Firefighters struggle to control California blaze

By Sandy Yang, The Associated Press
Friday June 21, 2002

LOS ANGELES — Firefighters struggled Thursday to control a wildfire that had chewed through 1,000 rugged acres in the mountains of eastern San Diego County. 

Morning winds and thick, 10-foot-tall vegetation hampered efforts to contain the fire. But by afternoon, the winds had died down. 

“It’s all nature,” said Audrey Hagen, fire information officer for the California Department of Forestry. “You can’t predict the fire’s outcome because you don’t know what the winds are going to do. The firefighters just deal with it. They don’t think about it. They just do.” 

The blaze near the Cuyapipe Reservation was 25 percent contained. One firefighter sustained minor injuries and three cabins were destroyed by the fire that began Wednesday. 

Meanwhile, a new fire broke out Thursday afternoon in the Angeles National Forest in Los Angeles County. The fire charred 150 acres of brush in Big Tujunga Canyon and was only 10 percent contained by nightfall. However, low winds and a moist fog were aiding firefighters, said Gail Wright, a spokeswoman for the U.S. Forest Service. 

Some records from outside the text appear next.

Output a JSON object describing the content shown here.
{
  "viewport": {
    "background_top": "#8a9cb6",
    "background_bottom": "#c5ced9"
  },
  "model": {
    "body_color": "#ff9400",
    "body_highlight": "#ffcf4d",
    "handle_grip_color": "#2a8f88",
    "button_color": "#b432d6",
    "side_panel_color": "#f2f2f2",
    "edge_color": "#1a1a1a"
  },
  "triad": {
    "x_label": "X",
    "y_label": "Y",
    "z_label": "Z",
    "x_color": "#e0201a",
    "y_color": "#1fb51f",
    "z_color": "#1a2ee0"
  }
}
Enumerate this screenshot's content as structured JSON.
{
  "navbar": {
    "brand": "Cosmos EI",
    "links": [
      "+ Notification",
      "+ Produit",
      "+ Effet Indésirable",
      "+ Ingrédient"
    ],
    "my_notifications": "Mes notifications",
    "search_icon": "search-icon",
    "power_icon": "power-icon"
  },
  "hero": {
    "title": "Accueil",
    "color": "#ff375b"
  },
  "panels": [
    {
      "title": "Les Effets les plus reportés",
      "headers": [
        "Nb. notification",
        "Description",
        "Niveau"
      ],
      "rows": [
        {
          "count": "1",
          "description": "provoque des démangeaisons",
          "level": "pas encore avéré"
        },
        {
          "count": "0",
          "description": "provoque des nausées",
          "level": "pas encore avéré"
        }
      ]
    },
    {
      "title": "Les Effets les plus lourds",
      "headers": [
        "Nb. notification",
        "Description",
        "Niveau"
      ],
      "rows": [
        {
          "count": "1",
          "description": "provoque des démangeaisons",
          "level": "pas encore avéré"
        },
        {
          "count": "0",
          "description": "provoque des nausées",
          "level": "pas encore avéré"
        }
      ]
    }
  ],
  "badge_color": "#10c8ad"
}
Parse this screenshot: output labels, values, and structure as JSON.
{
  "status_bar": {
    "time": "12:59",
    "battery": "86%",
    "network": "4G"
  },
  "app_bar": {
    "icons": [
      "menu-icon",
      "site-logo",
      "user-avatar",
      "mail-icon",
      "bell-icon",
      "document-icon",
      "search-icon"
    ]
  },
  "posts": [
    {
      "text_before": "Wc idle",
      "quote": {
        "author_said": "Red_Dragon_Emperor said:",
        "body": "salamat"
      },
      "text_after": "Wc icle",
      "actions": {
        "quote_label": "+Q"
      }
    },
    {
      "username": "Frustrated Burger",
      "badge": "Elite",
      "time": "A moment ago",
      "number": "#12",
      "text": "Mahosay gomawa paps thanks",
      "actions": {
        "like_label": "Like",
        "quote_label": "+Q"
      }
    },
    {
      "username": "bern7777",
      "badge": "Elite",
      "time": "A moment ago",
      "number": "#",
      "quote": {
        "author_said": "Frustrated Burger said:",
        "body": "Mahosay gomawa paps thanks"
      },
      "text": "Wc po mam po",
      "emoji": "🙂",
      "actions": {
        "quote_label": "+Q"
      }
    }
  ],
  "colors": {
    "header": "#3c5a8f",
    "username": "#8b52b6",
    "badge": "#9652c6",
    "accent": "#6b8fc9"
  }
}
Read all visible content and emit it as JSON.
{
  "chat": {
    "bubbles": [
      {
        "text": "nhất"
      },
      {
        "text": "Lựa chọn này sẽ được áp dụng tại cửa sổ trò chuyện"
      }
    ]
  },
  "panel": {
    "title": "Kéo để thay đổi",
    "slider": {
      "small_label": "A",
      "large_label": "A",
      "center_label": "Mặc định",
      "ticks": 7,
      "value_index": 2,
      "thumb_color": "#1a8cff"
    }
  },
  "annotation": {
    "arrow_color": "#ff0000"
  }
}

Elsewhere in California, lighter winds and cooler temperatures helped crews extinguish two blazes and perhaps turn the tide against the largest fire burning in the state — at least for now. 

Officials said 1,400 firefighters had made significant progress against a blaze that had destroyed 21,760 acres near Yosemite National Park and claimed the lives of three crew members in an air tanker crash on Monday. The fire was 15 percent contained. 

The respite from the high winds was a relief on the fire lines. 

“I’ve seen some of the most erratic fire behavior I’ve ever seen,” said Brian Bunn, a firefighter from Gardnerville, Nev. “Pulling sage brush right out of the ground, picking up 8-inch logs and throwing them in the air — I’ve never seen that.” 

The Marine Corps and U.S. Forest Service were conducting a joint investigation to determine if the blaze may have been started by a campfire set by Marine mountain warfare trainees, said Brigette Baslee, a fire information officer. 

Heavy smoke in the area Thursday prompted the Federal Aviation Administration to post a temporary flight restriction for 12 nautical miles around the fire with a ceiling of 14,000 feet. 

The National Interagency Fire Center in Idaho warned that a low pressure trough could bring stronger winds and even lightning through Friday.